Patricia has always been a defensive coach, but saw the effects of being multiple with tight ends during his time in New England. For years, the Patriots tormented defenses with their versatile Swiss army knife tight ends, being able to switch from power running sets to spread formations without a change in personnel. That effect keeps defenses in less than advantageous personnel, something offenses love to exploit.

Darrell Bevell is no stranger to getting usage out of extra tight ends, having successfully done so during his time as the offensive coordinator of the Seattle Seahawks. In 2015, Jimmy Graham’s first season in Seattle, the Seahawks had multiple tight ends in their starting line up four times. Their three tight ends, Graham, Luke Wilson and Cooper Helfet, logged 74, 26 and 22 passing targets respectively, and that was despite all three missing time at some point during the season.

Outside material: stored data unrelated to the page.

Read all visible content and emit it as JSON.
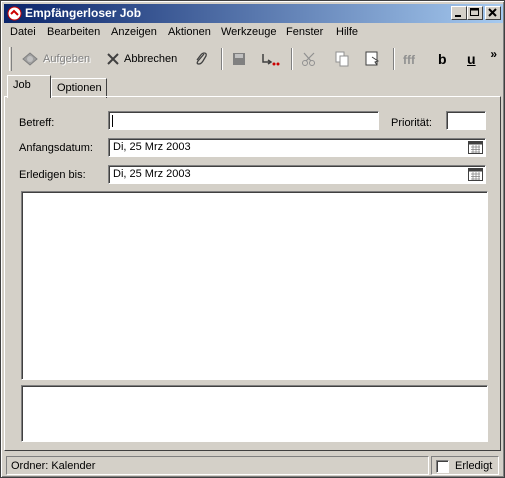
{
  "window": {
    "title": "Empfängerloser Job"
  },
  "menu": [
    "Datei",
    "Bearbeiten",
    "Anzeigen",
    "Aktionen",
    "Werkzeuge",
    "Fenster",
    "Hilfe"
  ],
  "toolbar": {
    "aufgeben": "Aufgeben",
    "abbrechen": "Abbrechen",
    "bold": "b",
    "underline": "u",
    "more": "»"
  },
  "tabs": {
    "job": "Job",
    "optionen": "Optionen"
  },
  "form": {
    "betreff_label": "Betreff:",
    "betreff_value": "",
    "prioritaet_label": "Priorität:",
    "prioritaet_value": "",
    "anfangsdatum_label": "Anfangsdatum:",
    "anfangsdatum_value": "Di, 25 Mrz 2003",
    "erledigen_label": "Erledigen bis:",
    "erledigen_value": "Di, 25 Mrz 2003"
  },
  "status": {
    "ordner": "Ordner: Kalender",
    "erledigt_label": "Erledigt",
    "erledigt_checked": false
  }
}
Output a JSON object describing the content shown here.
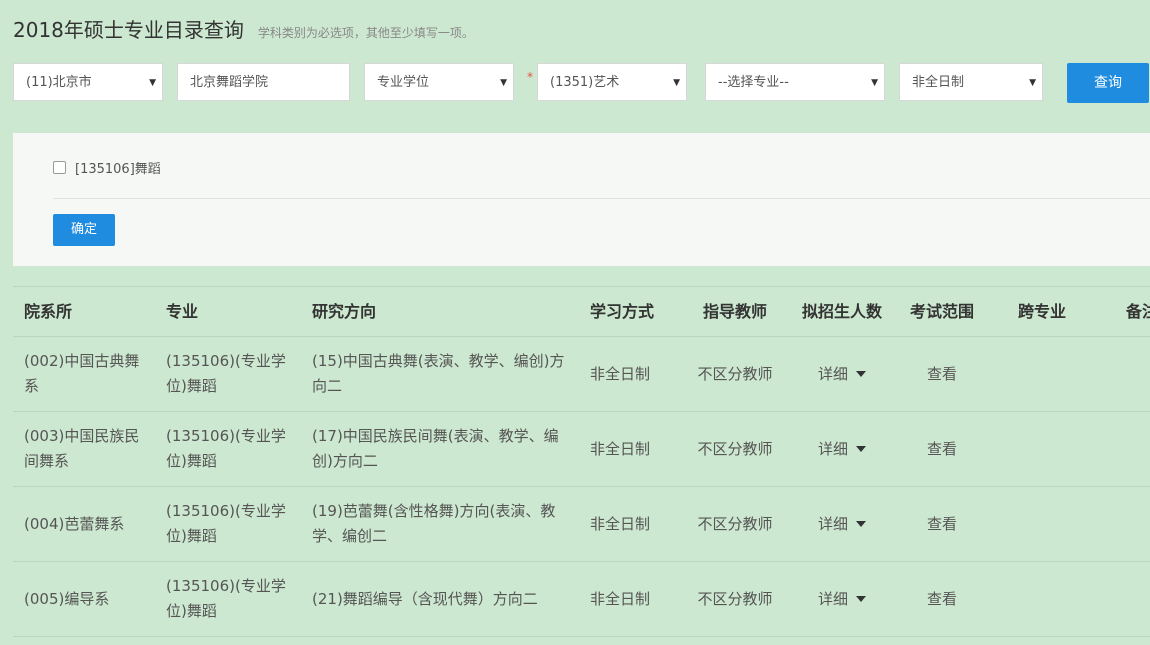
{
  "header": {
    "title": "2018年硕士专业目录查询",
    "hint": "学科类别为必选项，其他至少填写一项。"
  },
  "filters": {
    "province": "(11)北京市",
    "school": "北京舞蹈学院",
    "degree_type": "专业学位",
    "required_mark": "*",
    "category": "(1351)艺术",
    "major": "--选择专业--",
    "study_mode": "非全日制",
    "query_button": "查询"
  },
  "panel": {
    "checkbox_label": "[135106]舞蹈",
    "confirm_button": "确定"
  },
  "table": {
    "headers": [
      "院系所",
      "专业",
      "研究方向",
      "学习方式",
      "指导教师",
      "拟招生人数",
      "考试范围",
      "跨专业",
      "备注"
    ],
    "rows": [
      {
        "dept": "(002)中国古典舞系",
        "major": "(135106)(专业学位)舞蹈",
        "direction": "(15)中国古典舞(表演、教学、编创)方向二",
        "mode": "非全日制",
        "advisor": "不区分教师",
        "quota": "详细",
        "scope": "查看",
        "cross": "",
        "note": ""
      },
      {
        "dept": "(003)中国民族民间舞系",
        "major": "(135106)(专业学位)舞蹈",
        "direction": "(17)中国民族民间舞(表演、教学、编创)方向二",
        "mode": "非全日制",
        "advisor": "不区分教师",
        "quota": "详细",
        "scope": "查看",
        "cross": "",
        "note": ""
      },
      {
        "dept": "(004)芭蕾舞系",
        "major": "(135106)(专业学位)舞蹈",
        "direction": "(19)芭蕾舞(含性格舞)方向(表演、教学、编创二",
        "mode": "非全日制",
        "advisor": "不区分教师",
        "quota": "详细",
        "scope": "查看",
        "cross": "",
        "note": ""
      },
      {
        "dept": "(005)编导系",
        "major": "(135106)(专业学位)舞蹈",
        "direction": "(21)舞蹈编导（含现代舞）方向二",
        "mode": "非全日制",
        "advisor": "不区分教师",
        "quota": "详细",
        "scope": "查看",
        "cross": "",
        "note": ""
      }
    ]
  }
}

Kenny Golladay and Marvin Jones missing practice may have pushed the Lions coaches to playing with extra tight ends on the first day of mini-camp, but it’s possible that they’re experimenting with that personnel because of the advantages that can come from this particular unit.

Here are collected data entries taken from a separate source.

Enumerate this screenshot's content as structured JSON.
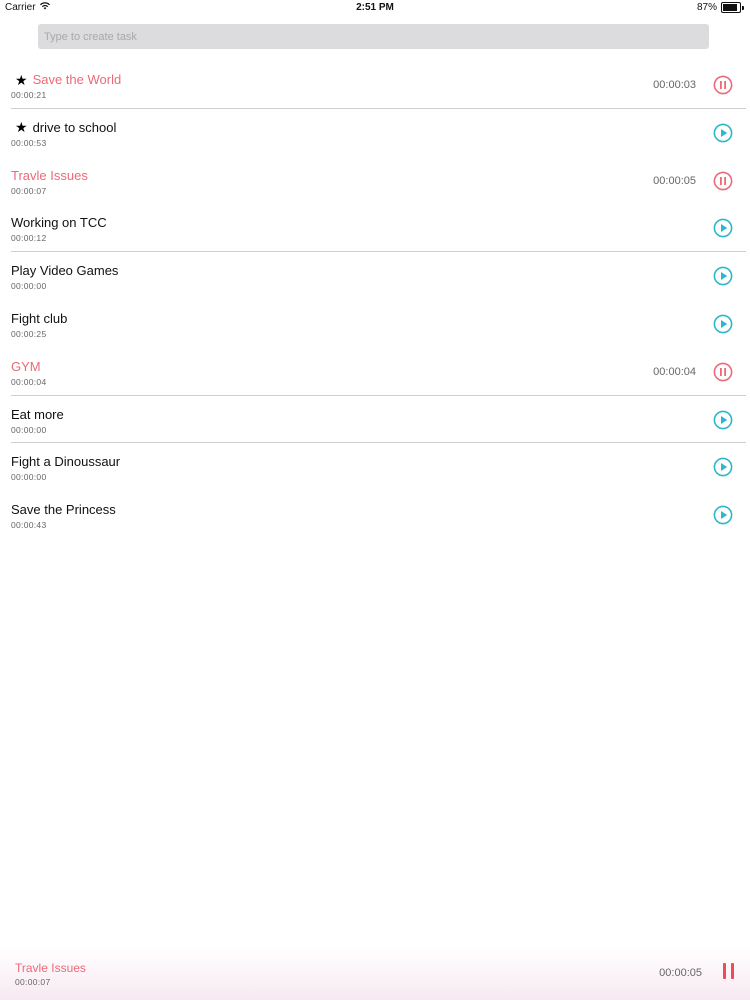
{
  "status_bar": {
    "carrier": "Carrier",
    "time": "2:51 PM",
    "battery": "87%",
    "battery_level": 0.87,
    "wifi_icon": "wifi-icon",
    "battery_icon": "battery-icon"
  },
  "create": {
    "placeholder": "Type to create task",
    "value": ""
  },
  "colors": {
    "running": "#ec6a78",
    "play": "#2cb8c8",
    "pause": "#ec6a78"
  },
  "tasks": [
    {
      "title": "Save the World",
      "total": "00:00:21",
      "elapsed": "00:00:03",
      "starred": true,
      "running": true
    },
    {
      "title": "drive to school",
      "total": "00:00:53",
      "elapsed": "",
      "starred": true,
      "running": false
    },
    {
      "title": "Travle Issues",
      "total": "00:00:07",
      "elapsed": "00:00:05",
      "starred": false,
      "running": true
    },
    {
      "title": "Working on TCC",
      "total": "00:00:12",
      "elapsed": "",
      "starred": false,
      "running": false
    },
    {
      "title": "Play Video Games",
      "total": "00:00:00",
      "elapsed": "",
      "starred": false,
      "running": false
    },
    {
      "title": "Fight club",
      "total": "00:00:25",
      "elapsed": "",
      "starred": false,
      "running": false
    },
    {
      "title": "GYM",
      "total": "00:00:04",
      "elapsed": "00:00:04",
      "starred": false,
      "running": true
    },
    {
      "title": "Eat more",
      "total": "00:00:00",
      "elapsed": "",
      "starred": false,
      "running": false
    },
    {
      "title": "Fight a Dinoussaur",
      "total": "00:00:00",
      "elapsed": "",
      "starred": false,
      "running": false
    },
    {
      "title": "Save the Princess",
      "total": "00:00:43",
      "elapsed": "",
      "starred": false,
      "running": false
    }
  ],
  "dividers_after": [
    0,
    3,
    6,
    7
  ],
  "current_task": {
    "title": "Travle Issues",
    "total": "00:00:07",
    "elapsed": "00:00:05",
    "pause_icon": "pause-icon"
  }
}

Detroit signed Jesse James away from the Pittsburgh Steelers this offseason after he produced 112 receptions over the past 3 seasons. Also in free agency, the Lions signed uber-athletic Logan Thomas away from the Buffalo Bills. Continuing to add to the position in the NFL Draft, Detroit drafted T.J. Hockenson with the 8th overall pick, then selected Isaac Nauta out of Georgia in the 7th round. Needless to say, the position was a priority for Detroit this offseason.

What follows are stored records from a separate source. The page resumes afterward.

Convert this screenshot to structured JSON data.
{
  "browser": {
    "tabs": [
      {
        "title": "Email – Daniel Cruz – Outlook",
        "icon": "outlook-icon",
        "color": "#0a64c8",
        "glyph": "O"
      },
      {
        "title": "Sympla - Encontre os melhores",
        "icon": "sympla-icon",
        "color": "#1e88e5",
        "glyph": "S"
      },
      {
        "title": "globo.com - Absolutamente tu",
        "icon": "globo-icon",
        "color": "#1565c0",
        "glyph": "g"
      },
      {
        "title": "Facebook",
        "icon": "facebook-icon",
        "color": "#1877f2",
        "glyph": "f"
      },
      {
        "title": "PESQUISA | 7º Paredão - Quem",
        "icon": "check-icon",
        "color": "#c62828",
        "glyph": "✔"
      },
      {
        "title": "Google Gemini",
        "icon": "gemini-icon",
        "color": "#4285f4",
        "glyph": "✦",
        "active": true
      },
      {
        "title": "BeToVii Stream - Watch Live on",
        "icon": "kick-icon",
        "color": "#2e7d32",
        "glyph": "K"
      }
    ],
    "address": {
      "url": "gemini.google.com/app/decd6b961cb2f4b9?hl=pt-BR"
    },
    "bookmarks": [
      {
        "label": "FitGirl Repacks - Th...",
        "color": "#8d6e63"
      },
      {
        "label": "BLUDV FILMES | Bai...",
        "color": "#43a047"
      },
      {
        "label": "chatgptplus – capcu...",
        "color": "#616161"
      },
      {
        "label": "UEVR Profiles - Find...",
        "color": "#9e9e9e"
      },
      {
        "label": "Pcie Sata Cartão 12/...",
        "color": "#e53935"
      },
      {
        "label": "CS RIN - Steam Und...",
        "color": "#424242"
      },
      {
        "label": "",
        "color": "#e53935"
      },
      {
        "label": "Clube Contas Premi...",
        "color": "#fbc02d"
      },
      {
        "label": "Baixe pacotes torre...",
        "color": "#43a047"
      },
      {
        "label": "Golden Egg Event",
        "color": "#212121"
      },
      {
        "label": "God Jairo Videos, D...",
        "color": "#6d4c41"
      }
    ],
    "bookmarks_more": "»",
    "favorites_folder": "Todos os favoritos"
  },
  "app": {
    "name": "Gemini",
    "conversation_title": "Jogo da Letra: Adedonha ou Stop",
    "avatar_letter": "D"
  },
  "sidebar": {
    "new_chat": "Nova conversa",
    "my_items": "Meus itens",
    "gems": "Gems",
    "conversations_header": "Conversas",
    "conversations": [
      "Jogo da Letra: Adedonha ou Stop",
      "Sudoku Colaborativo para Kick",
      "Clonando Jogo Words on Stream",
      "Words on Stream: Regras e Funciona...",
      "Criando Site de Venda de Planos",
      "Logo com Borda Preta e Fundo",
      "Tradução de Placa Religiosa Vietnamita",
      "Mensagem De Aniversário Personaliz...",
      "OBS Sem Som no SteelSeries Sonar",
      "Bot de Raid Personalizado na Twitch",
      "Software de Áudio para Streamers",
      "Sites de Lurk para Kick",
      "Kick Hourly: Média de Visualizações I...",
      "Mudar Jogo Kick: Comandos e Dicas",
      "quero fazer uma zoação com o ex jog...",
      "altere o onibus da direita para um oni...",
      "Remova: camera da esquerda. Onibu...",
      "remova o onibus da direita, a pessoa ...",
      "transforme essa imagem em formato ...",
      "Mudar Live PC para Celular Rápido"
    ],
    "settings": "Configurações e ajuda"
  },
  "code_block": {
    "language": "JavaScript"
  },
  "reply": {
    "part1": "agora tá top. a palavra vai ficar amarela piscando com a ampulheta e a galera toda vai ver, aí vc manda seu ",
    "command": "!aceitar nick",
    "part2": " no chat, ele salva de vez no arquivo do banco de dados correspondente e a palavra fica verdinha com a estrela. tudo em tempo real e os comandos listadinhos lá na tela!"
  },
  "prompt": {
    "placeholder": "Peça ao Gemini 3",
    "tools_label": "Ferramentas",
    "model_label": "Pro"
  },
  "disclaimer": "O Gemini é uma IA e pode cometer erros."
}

The main advantage of playing with extra tight ends in the modern game is the ability to be multiple in play-calling against specific defensive personnel. This only works if the tight ends are well-rounded, with the ability to be effective in both the pass and run game.

The general idea is this: enter the game with 12, 13 personnel or even 22 personnel for a particular play. If the defense counters with the modern “base” personnel that includes 5 defensive backs, then they’ll be relying on those defensive backs to fit and fill against the run. Therefore, defenses are likely to counter with an extra linebacker or two in order to be more stout against the run. However, this may leave the defense vulnerable against passing looks. If those tight ends are capable pass catchers, there is likely to be one too many matchups that the offense can exploit. On top of that, defensive players are intuitively more likely to bite on play-action looks when heavier sets are inserted into the game.

Here’s the shining example of this idea being used in a game. On the only touchdown drive of the entire Super Bowl, New England came out in 21 personnel (consisting of James Develin, Sony Michel, Rob Gronkowski, Julian Edelman and Chris Hogan), the Rams countered with their 3-4 look.

On the first play of the drive, New England ran a play-action pass. Rams safety John Johnson flied upfield against the play-fake, leaving an outside linebacker in 1-on-1 coverage with Rob Gronkowski. Advantage: Gronk.

After a substitution that brought Rex Burkhead and Dwayne Allen on the field, New England would stay in that 22 personnel grouping for the next three plays as New England played up-tempo. On all three plays, Develin and Burkhead were aligned along the boundary, being covered by the Rams cornerbacks. On the first two plays, a linebacker ended up covering Julian Edelman. The Rams finally adjusted, but that now meant that a linebacker was covering Rob Gronkowski.

The result was the defining moment from the Super Bowl, a Brady to Gronk catch and throw inside the 5 yard line that set up the eventual game-winning touchdown.

When specifically looking at Lions rookie tight end T.J. Hockenson, he was seemingly built in a lab to perform in this situation. Hockenson is a devastating blocker, capable of finishing smaller defenders and constantly moving defensive lineman off the line of scrimmage. While not the smooth athlete or receiver of college teammate Noah Fant, Hockenson is no slouch in the passing game either. He’s got excellent body control and plus athleticism that makes him a mismatch for most linebackers. If the Lions plan on utilizing multiple tight ends and pace in their offense, Hockenson will be at the forefront of their game-plan because of how multiple he already is.

This type of strategy is more of a “change-up,” as it’s unlikely that any team would utilize this personnel grouping as the crux of an offensive system. However, as New England proved, it can be used for full offensive drives in the most tense of moments. Detroit dedicating a strong portion of their first real “practice” to this grouping suggests that they’ll look to utilize this strategy to exploit natural advantages this season.